Multiethnic democracy requires multi-ethnic practice from the public service. Meeting this challenge begins with the work done by schools and institutes of Public Administration. Higher educational and training institutes should strive to recriut and train a diverse community of future public servants who will be ready to face issues related to the multiethnic communities and to find solutions that will promote democratic development of such communities, support their involvement in the decision-making process and their general, broader civic integration with the rest of the population.
The panel brings togather heads and faculty from schools and institutes of public administration who are experienced in dealing with multiethnic issues in the region to discuss strategies for their teaching/training programs, share with experiences, their observations on what works well in such programs and what needs to be avoided.
Ethnic, linguistic, religious, gender and other forms of diversity are central issues for public administration. This is certainly true for communities in which diversity appears in devise forms, such as in post-conflict contexts; it is also the case for any society in which principles of democracy and good governance are established as norms. However, in contemporary public administration education, public administrators are rarely sensitized to the relevance of diversity to their work, let alone how to address it comprehensively. Schools and institutes of public administration must play a lead role in this regard, incorporating diversity into their curriculum in a thematic or topical sense (how diversity is relevant to public service delivery, for example), and in their own policies (such as through application or recruitment strategies).
We' d like to discuss the topical issues in curriculum development: Incorporating Diversity in Public Administration Education from the experience of the recently conducted workshop, organised by the Curriculum Resource Center (Central European University), the Center for Policy Studies (Central European University), and the Managing Multiethnic Communities Program of the Local Government and Public Service Reform Initiative (OSI) organised the workshop on in Budapest, Hyngary. We'd like to present an opportunity for the synthesis of views and experiences from a range of social, political, and economic contexts.
It will aim to address ways of integrating diversity into public administration education comprehensively. Discussions will consider diversity topically and as an issue that should be integrated into all aspects public administration education.

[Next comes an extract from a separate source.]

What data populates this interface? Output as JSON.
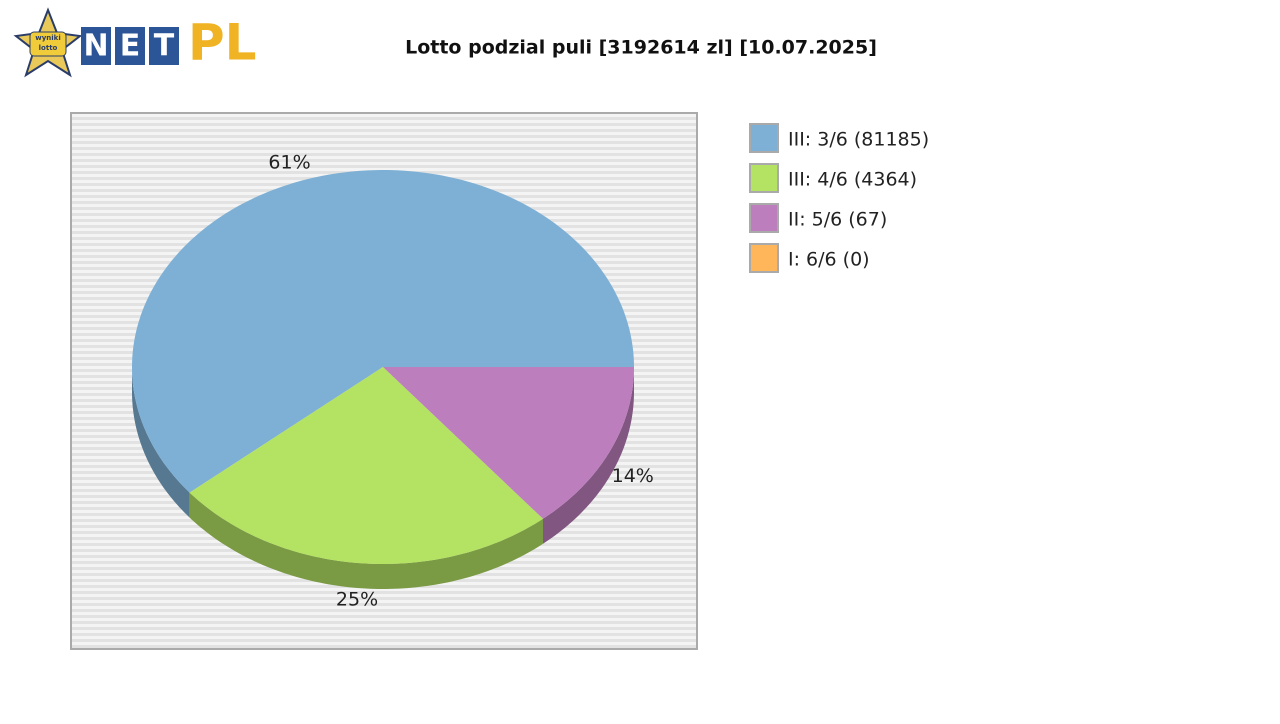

What models of incorporating diversity into public administration education exist? How can curriculum be designed such that public administrators are sensitized to the need to address diversity in their work? How can public administration education itself be a model for incorporating diversity into all aspects of work?
The overall objective is to facilitate the exchange of views, experiences emerged in different social, political, and economic contexts as well as to draw lessons from existing good practices and strategies within NISPAcee.
The world's nearly 200 countries include some 5,000 ethnic groups. Nearly all of these countries have minority groups totaling at least ten percent of their total population. Such figures underscore that diversity management is a challenge not merely for a few 'multiethnic' states, but is more the rule than the exception. This is certainly true in Central and Eastern Europe and the former Soviet Union.
The panel aims to provide a timely and innovative contribution to the public administration discourse by offering informed, in-depth analyses of how ethnic diversity has been recognized and how arguments for national cohesion and efficient public administration have been balanced in the process of on-going reforms of public administration in different contexts. Discussion of the dean/heads Issues for discussion: Experience with problems of diversity into PA education.Potential for cross-border co-operation and provision.